12 thoughts on “Disability and Parenthood: Refute or Salute

  1. Chetna mehrotra

    Salute to this!!! Beautifully written and wonderfully expressed.Shweta thank you for creating awareness about this ignored but very important subject in the society.I hope and pray that people should come out of societal pressures and stigma attached to it.Time to be human,behave human and think Human!!!!

    Reply
  2. SSK

    Well-written! I know what you mean when you say “if a woman is not able to take care of herself, how is she going to fulfil the responsibilities of motherhood?” My aunt has suffered from partial paralysis but she has raised two beautiful daughters all by herself.
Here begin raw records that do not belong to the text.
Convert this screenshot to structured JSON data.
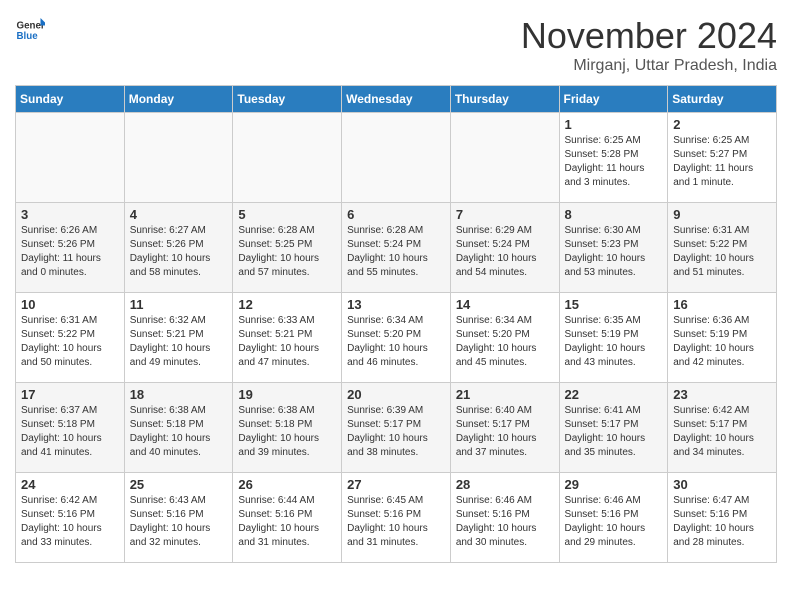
{
  "header": {
    "logo_general": "General",
    "logo_blue": "Blue",
    "month": "November 2024",
    "location": "Mirganj, Uttar Pradesh, India"
  },
  "weekdays": [
    "Sunday",
    "Monday",
    "Tuesday",
    "Wednesday",
    "Thursday",
    "Friday",
    "Saturday"
  ],
  "weeks": [
    [
      {
        "day": "",
        "info": ""
      },
      {
        "day": "",
        "info": ""
      },
      {
        "day": "",
        "info": ""
      },
      {
        "day": "",
        "info": ""
      },
      {
        "day": "",
        "info": ""
      },
      {
        "day": "1",
        "info": "Sunrise: 6:25 AM\nSunset: 5:28 PM\nDaylight: 11 hours\nand 3 minutes."
      },
      {
        "day": "2",
        "info": "Sunrise: 6:25 AM\nSunset: 5:27 PM\nDaylight: 11 hours\nand 1 minute."
      }
    ],
    [
      {
        "day": "3",
        "info": "Sunrise: 6:26 AM\nSunset: 5:26 PM\nDaylight: 11 hours\nand 0 minutes."
      },
      {
        "day": "4",
        "info": "Sunrise: 6:27 AM\nSunset: 5:26 PM\nDaylight: 10 hours\nand 58 minutes."
      },
      {
        "day": "5",
        "info": "Sunrise: 6:28 AM\nSunset: 5:25 PM\nDaylight: 10 hours\nand 57 minutes."
      },
      {
        "day": "6",
        "info": "Sunrise: 6:28 AM\nSunset: 5:24 PM\nDaylight: 10 hours\nand 55 minutes."
      },
      {
        "day": "7",
        "info": "Sunrise: 6:29 AM\nSunset: 5:24 PM\nDaylight: 10 hours\nand 54 minutes."
      },
      {
        "day": "8",
        "info": "Sunrise: 6:30 AM\nSunset: 5:23 PM\nDaylight: 10 hours\nand 53 minutes."
      },
      {
        "day": "9",
        "info": "Sunrise: 6:31 AM\nSunset: 5:22 PM\nDaylight: 10 hours\nand 51 minutes."
      }
    ],
    [
      {
        "day": "10",
        "info": "Sunrise: 6:31 AM\nSunset: 5:22 PM\nDaylight: 10 hours\nand 50 minutes."
      },
      {
        "day": "11",
        "info": "Sunrise: 6:32 AM\nSunset: 5:21 PM\nDaylight: 10 hours\nand 49 minutes."
      },
      {
        "day": "12",
        "info": "Sunrise: 6:33 AM\nSunset: 5:21 PM\nDaylight: 10 hours\nand 47 minutes."
      },
      {
        "day": "13",
        "info": "Sunrise: 6:34 AM\nSunset: 5:20 PM\nDaylight: 10 hours\nand 46 minutes."
      },
      {
        "day": "14",
        "info": "Sunrise: 6:34 AM\nSunset: 5:20 PM\nDaylight: 10 hours\nand 45 minutes."
      },
      {
        "day": "15",
        "info": "Sunrise: 6:35 AM\nSunset: 5:19 PM\nDaylight: 10 hours\nand 43 minutes."
      },
      {
        "day": "16",
        "info": "Sunrise: 6:36 AM\nSunset: 5:19 PM\nDaylight: 10 hours\nand 42 minutes."
      }
    ],
    [
      {
        "day": "17",
        "info": "Sunrise: 6:37 AM\nSunset: 5:18 PM\nDaylight: 10 hours\nand 41 minutes."
      },
      {
        "day": "18",
        "info": "Sunrise: 6:38 AM\nSunset: 5:18 PM\nDaylight: 10 hours\nand 40 minutes."
      },
      {
        "day": "19",
        "info": "Sunrise: 6:38 AM\nSunset: 5:18 PM\nDaylight: 10 hours\nand 39 minutes."
      },
      {
        "day": "20",
        "info": "Sunrise: 6:39 AM\nSunset: 5:17 PM\nDaylight: 10 hours\nand 38 minutes."
      },
      {
        "day": "21",
        "info": "Sunrise: 6:40 AM\nSunset: 5:17 PM\nDaylight: 10 hours\nand 37 minutes."
      },
      {
        "day": "22",
        "info": "Sunrise: 6:41 AM\nSunset: 5:17 PM\nDaylight: 10 hours\nand 35 minutes."
      },
      {
        "day": "23",
        "info": "Sunrise: 6:42 AM\nSunset: 5:17 PM\nDaylight: 10 hours\nand 34 minutes."
      }
    ],
    [
      {
        "day": "24",
        "info": "Sunrise: 6:42 AM\nSunset: 5:16 PM\nDaylight: 10 hours\nand 33 minutes."
      },
      {
        "day": "25",
        "info": "Sunrise: 6:43 AM\nSunset: 5:16 PM\nDaylight: 10 hours\nand 32 minutes."
      },
      {
        "day": "26",
        "info": "Sunrise: 6:44 AM\nSunset: 5:16 PM\nDaylight: 10 hours\nand 31 minutes."
      },
      {
        "day": "27",
        "info": "Sunrise: 6:45 AM\nSunset: 5:16 PM\nDaylight: 10 hours\nand 31 minutes."
      },
      {
        "day": "28",
        "info": "Sunrise: 6:46 AM\nSunset: 5:16 PM\nDaylight: 10 hours\nand 30 minutes."
      },
      {
        "day": "29",
        "info": "Sunrise: 6:46 AM\nSunset: 5:16 PM\nDaylight: 10 hours\nand 29 minutes."
      },
      {
        "day": "30",
        "info": "Sunrise: 6:47 AM\nSunset: 5:16 PM\nDaylight: 10 hours\nand 28 minutes."
      }
    ]
  ]
}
It must have been challenging, especially when the girls were small, but she has managed just as well (if not better) as a “normal” mother would have. I think being a mother gives you that strength.

    Reply
    1. Shweta Chooramani

      Thanks Shuchi. I salute to all those woman who have undergone this. As you said rightly, being a mother gives you that strength.

      Reply
  3. Annapurna chavali

    This is a lovely post. This and giving birth to a disable child is constantly on mind. Being a physiotherapist and a public health person, treating a child with disability was always difficult, especially, when the outcome was known to be not very positive. How does one balance ensuring the child that he/she has the same opportunities as the next child and aalso prepare the child for societal challenges? And not to forget the parents’ turmoil. Nevertheless, they are beautiful and just being a child.

    Reply
    1. Shweta Chooramani

      Thanks Annapurna. The dilemma a mother goes through plus the societal pressure. Will keep coming back to you for more clues on this subject to write about.

      Reply
  4. Philip Verghese 'Ariel'

    Hi Shweta,
    Nice to be here,
    Here, I am via A to z Fb page
    good piece here, yes, in fact
    this 20+ lady proved
    “Disability is not a liability”
    Yes. History is filled with lot
    of such courageous people
    Thanks Shweta for sharing this incident
    C U At A to Z pages
    Happy Blogging
    Philip

    Reply
  5. Shweta Chooramani

    Thanks for reading Philip, as you rightly summarized, disability is not a liability. Looking forward for A to Z challenge, all the best.